Sanatta otoportre ustalarından selfie çağına geçiş

Sanatta otoportre ustalarından selfie çağına geçiş

Otoportre kişinin kendi portresini yapmasına denir. Kişi bu sayede kendisini diğer kişilere anlatmış olur. Ressamların kendilerinin portlerini çıkardıkları eserlere otoportre denilmektedir. Sanatta otoportre ustalarından selfie çağına geçiş, Dürer, Rembrandt, David Frederic, Picasso, Van Gogh gibi birçok ressam kendi otoportlerini üretmiş kişilerdir.

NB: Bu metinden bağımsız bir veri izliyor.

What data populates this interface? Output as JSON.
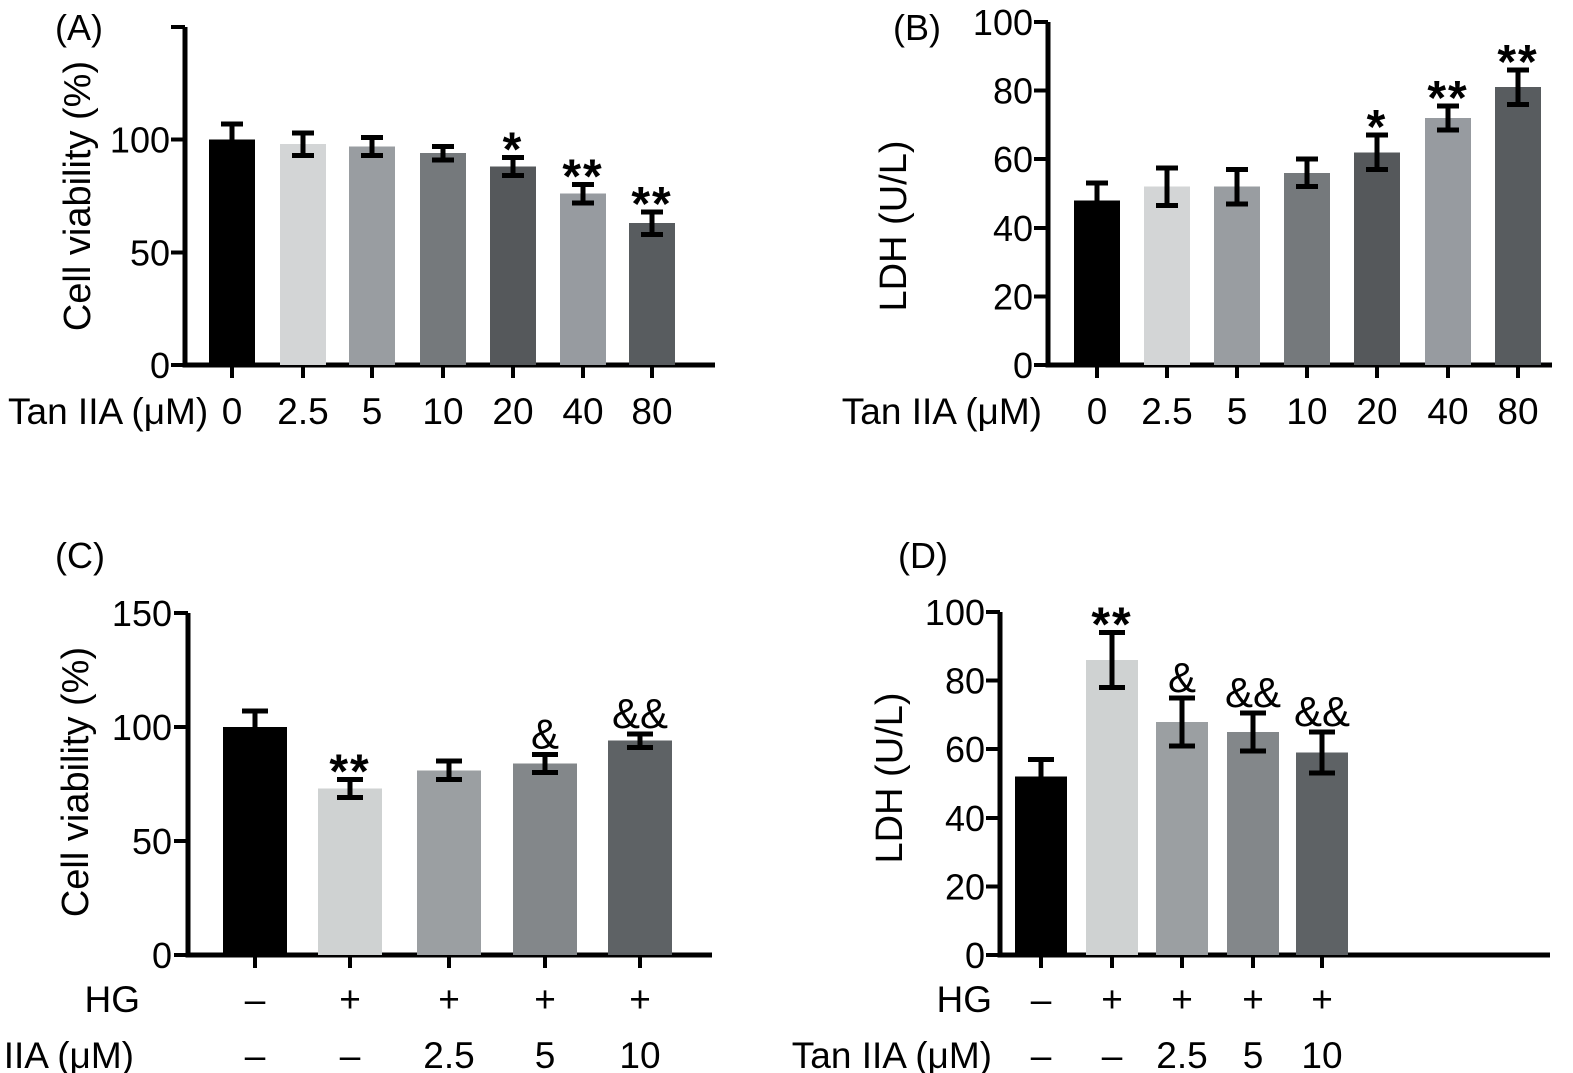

Elbette otoportreler akıllı telefonlar sayesinde bulunmadı. Otoportrelerin ustalarının tarih boyunca bu tekniği nasıl uyguladıklarına bakabilirsiniz.

Sanatta otoportre ustalarından selfie çağına geçiş

Alman Rönesans sanatçısı Albrecht Dürer, 16’ıncı yüzyılda kendisini, İsa’nın betimlemelerini akıllara getiren portrelerde resmetti. Haşin bakışlarını doğrudan resme bakan kişiye yöneltmişti. Fazla gösterişten kaçınan bu sanatçı kendisini mütevazı bir yaratıcı olarak sergiledi. Böyle bir otoportre o güne kadar görülmemişti.

Anton van Dyck (1599-1641) bu otoportreyi çizdiğinde henüz 20 yaşındaydı. Kendisine vakur ve zarif bu görüntüyü vermek için olağanüstü bir çaba sarfetti. Sanat tarihçilerine göre otoportreler aynı zamanda yapıldıkları çağı yansıtıyor. 1632 yılında İngiltere Kralı 1’inci Charles’ın saray ressamı olan van Dyck bu resimde sıradan bir vatandaştan ziyade bir soylu gibi gözüküyor.

Rembrandt (1606-1699) kendisini, diğer sanatçılara göre çok daha fazla resmetti. Otoportreleri kendisini farklı yaşlarda ve kimi zaman İsa’nın havarisi de olduğu çeşitli kimliklerde gösteriyor. Rembrant, otoportrolerinde aynı zamanda yaşlanmanın etkilerini nasıl resmedeceğini çalışmış. Tüm eserleri gibi, otoportreleri de müşteri siparişleri üzerine yapılmış ve alıcılar arasında ün salmıştı.

Caspar David Friedrich (1774 – 1840) bir portre sanatçısı değildi. Daha çok romantik doğa manzaralarını değişen mevsimlerde resmetmesiyle tanınmıştı. Bu yüzden çok az sayıda otoportre üretmesine karşın ayrıntılara oldukça önem veriyordu. İmalı bakışları, kum rengi dalgalı saçları ve tavrı ile Friedrich kendisini özgüvenli bir adam olarak resmetti.

İngiliz sanatçı Francis Bacon’ın (1909-1992) otoportreleri neredeyse acı verircesine eğilip bükülmüş bir şekilde resmedildi. Bacon ilk otoportresini 1956 yılında tamamladı ve Hollandalı sanatçı Vincent van Gogh’dan esinlendi. Bu resimlerde neşeli olduğu söylenemez. Hatta otoportrelerinde insana dair hiçbir şeyin kalmamış olduğu ve daha çok canavarvari ya da grotesk oldukları iddia edilebilir.

Provokatif Alman sanatçı Martin Kippenberger (1953 – 1997) 1980’li yıllarda öne çıkan bir isim haline geldi. Portrelerinde kendisini, hırpalanmış bir gençten tıknaz bir et yığınına kadar uzayan çeşitli bir yelpazede resmetti. Tüm otoportrelerinde yüzünü saklayan Kippenberger, bu şekilde resmin sınırlarını da çizmeye gayret etti.